12.03.2007

let it woe

Most of you know that I volunteer for an emergency advocacy group. I've been doing this for 4 years and every shift for the 4 years (with the exception of a few months off for school related issues) I have been called in to various hospitals in my borough to do that voodoo that I do so well. My shifts have mainly been the late night , "were sorry ma'am, but we can't see your patient right now because we had a couple of stabbings and heart attacks come into the ER," ones. It's been rough, but rewarding work.

During my most recent shift I found myself saying that I didn't want to volunteer today and that I hope that I don't get called in for a case. I got called in 10 minutes before my shift started, it took an hour to travel 5 miles to the hospital, and at the end of the night (at least it was before midnight) I called security to get them to remove a couple of reporters. The rest of the night I slept on my couch (as to not disturb my husband), with a lamp light on, with my cell phone clutched in my hand on vibrate so I can be sure not to sleep through a call. I couldn't sleep because I woke up every 5 minutes or so thinking that a call is coming in. I'm paranoid. Something tells me that's not exactly healthy.

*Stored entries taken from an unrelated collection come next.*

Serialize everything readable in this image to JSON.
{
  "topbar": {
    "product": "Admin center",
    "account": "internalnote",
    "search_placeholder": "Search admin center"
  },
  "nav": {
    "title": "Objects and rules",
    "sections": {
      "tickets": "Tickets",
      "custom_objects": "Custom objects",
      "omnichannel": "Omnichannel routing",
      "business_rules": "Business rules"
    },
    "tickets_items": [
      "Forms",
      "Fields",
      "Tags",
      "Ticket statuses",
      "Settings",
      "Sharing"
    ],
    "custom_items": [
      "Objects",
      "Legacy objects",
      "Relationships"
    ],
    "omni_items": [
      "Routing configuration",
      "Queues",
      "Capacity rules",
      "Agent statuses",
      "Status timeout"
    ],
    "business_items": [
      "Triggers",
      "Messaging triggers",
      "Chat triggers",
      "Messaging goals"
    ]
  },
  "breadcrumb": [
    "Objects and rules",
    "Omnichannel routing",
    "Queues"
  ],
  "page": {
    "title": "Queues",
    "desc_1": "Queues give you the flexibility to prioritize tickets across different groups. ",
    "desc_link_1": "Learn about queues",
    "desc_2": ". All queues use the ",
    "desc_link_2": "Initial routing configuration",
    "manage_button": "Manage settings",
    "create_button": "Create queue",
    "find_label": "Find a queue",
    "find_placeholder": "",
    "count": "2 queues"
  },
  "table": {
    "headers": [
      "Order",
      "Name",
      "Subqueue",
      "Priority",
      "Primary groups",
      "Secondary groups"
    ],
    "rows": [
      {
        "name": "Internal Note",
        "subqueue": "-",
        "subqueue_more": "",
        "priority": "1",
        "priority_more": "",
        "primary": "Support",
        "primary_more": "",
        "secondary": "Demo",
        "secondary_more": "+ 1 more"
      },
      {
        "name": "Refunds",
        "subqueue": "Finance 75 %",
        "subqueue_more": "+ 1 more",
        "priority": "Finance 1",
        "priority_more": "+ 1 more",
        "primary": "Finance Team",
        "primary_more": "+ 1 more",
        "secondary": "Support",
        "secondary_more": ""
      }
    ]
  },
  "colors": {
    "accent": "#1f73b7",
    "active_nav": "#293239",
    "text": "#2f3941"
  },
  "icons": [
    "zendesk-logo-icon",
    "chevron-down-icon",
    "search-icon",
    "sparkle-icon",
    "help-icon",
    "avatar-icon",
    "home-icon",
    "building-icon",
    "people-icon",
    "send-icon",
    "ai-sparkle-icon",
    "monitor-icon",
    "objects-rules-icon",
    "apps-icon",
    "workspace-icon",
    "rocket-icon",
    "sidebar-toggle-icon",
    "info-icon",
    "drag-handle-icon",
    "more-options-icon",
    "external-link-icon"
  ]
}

So, after a week of playing phone tag, I finally talked to my volunteer coordinator today regarding how I feel about the work. I told here that I love the organization and the people there, and that I don't want to give it up. In short, I can't work the night shifts any longer. I feel really bad because it's hard to find people to volunteer their time for a 12 hour night shift. Also, because I found this organization at a time when I was out of work and didn't have much of a direction in my life. With out this gig, I'm pretty positive that I would have never gone back to school and I would still be working a union job stressing myself into the psych ward at Bellview.

Anyway, to steal from MNS, today's lesson: you are no good to others if you're not good to yourself first. Cheezzzzy, yes. True, yes. But why couldn't I believe that until now?